When 14-year-old Fame Cooper ran away from home in July 1990, her family wasn’t that concerned.
She’d done this before. They knew the drill: She’d leave a note and call to let them know she was OK, and be back in a couple of days.
But this time, something was off. She didn’t leave that note. She never made that call. It was like she’d disappeared.
As days passed into weeks and then months, and there was still no word from her, her family grew concerned.
According to her older sister, Sunshine Hornick, the family waited until September to report her missing.
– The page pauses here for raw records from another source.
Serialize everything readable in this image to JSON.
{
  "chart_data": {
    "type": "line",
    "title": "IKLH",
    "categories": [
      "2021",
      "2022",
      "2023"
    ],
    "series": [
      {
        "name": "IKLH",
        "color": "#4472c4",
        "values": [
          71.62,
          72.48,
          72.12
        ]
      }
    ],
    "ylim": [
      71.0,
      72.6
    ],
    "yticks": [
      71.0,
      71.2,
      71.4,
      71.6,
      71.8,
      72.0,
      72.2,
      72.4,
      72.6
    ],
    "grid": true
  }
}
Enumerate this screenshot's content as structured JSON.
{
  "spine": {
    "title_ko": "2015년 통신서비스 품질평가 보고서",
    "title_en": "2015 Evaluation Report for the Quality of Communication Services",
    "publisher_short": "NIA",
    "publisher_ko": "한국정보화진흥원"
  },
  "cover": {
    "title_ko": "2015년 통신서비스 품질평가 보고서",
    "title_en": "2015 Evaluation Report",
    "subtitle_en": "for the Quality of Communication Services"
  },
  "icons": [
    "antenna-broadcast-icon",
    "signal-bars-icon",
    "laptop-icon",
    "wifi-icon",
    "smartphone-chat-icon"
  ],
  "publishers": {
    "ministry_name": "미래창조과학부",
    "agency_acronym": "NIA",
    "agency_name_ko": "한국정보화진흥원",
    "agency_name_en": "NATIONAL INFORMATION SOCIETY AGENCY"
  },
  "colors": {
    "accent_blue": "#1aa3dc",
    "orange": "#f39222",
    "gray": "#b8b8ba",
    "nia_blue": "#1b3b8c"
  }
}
She was last seen July 11, but it would be almost four months to the day until they learned what happened to the dark-haired teen.
On a darkening early evening, shortly before 5 p.m., on Saturday, Nov. 10, 1990, some hunters stumbled upon her skeletal remains in a cow pasture at Robinson Hollow near Barrackville.
Her murder remains one of Fairmont’s most troubling open cases.
‘14 going on 30’
Fame Cooper was born Sept. 19, 1975, a daughter of Tina Marie Sopranik and Rick Less. Her mother reportedly named her after the David Bowie song, “Fame.”
She had an older sister, Sunshine Hornick, and younger brother, Rodney Sopranik. Each of the three siblings had a different father and last name.
Sunshine’s birth last name was Cooper, but she took her grandmother Evelyn Hornick’s last name when she adopted Sunshine at age 6, and has lived with her since on Fairmont’s East Side.
Fame was born Fame Less. Her father was Rick Less, who later was convicted of the 1986 first-degree murder of Cindy Croston. She lived with a maternal aunt, Mary White, who was her temporary legal guardian, and great-grandfather on Fairmont’s West Side.
“She wanted to know who her father was, but he really didn’t want to be in her life at all,” Hornick said. “He really didn’t want anything to do with Fame. They thought it was best if she had my father’s last name (Cooper).”
Almost 22 years after her sister’s death, Hornick finds it easy to talk about Fame.
Fame Cooper was a walking contradiction in terms: In other words, a fairly typical teenage girl.
“She liked the boys,” Hornick said fondly of her little sister. “She had crushes on lots of different boys. She liked to go to school dances. She’d go to ball games just to see who was there.”
Fame, then just two months from her 15th birthday, “was your typical fun-loving, boy-loving, popular girl,” her sister said.
“She liked Paul Stanley of KISS. She had his pictures all over the wall. She was not into boy bands. She was more into hard rock kind of stuff.”
Described as having “homecoming queen looks,” the dark-haired, dark-eyed slender girl dreamed of becoming a model. She was shy, enthusiastic, compassionate and loved rock music — and the boys.
But there was an edge to Fame.
She was also moody and depressed, and as one relative put it, “14 going on 30.” And she ran away a lot.
‘This isn’t right’
“I don’t think she did that to hurt any of us,” Hornick said. “I think she was trying to find herself — who am I, what do I really want — that kind of stuff.
“So when she disappeared that July, nobody thought it was unusual.”
Yet it was.
“I remember the last weekend I saw her,” Hornick said. “I’m thinking it was around July 4 of that year. She’d wanted me to come over to our great-grandfather’s house and stay the weekend. Then one of her friends called and she went to stay with them. I was really ticked off because she’d invited me over there.
“I don’t even remember the girl’s name. All I remember is she came with her mother or father to pick Fame up. I remember Fame had a bag of clothes and stuff with her. She just got in the car and left. I didn’t know that was the last time I’d ever see her.
“We just figured she was with a friend and forgot to call home, you know? She did that a couple of times. But usually she’d call and say she was OK, she was at so-and-so’s house. So this wasn’t that unusual, but it was a little unusual.”
July passed. No word from Fame.
August passed. School started and still no word from Fame.
September. It was getting close to her 15th birthday and still no word.
White finally reported her missing to the police.
“This isn’t right,” she told them.
Even as the search for the young teen went on, her family heard nothing from her.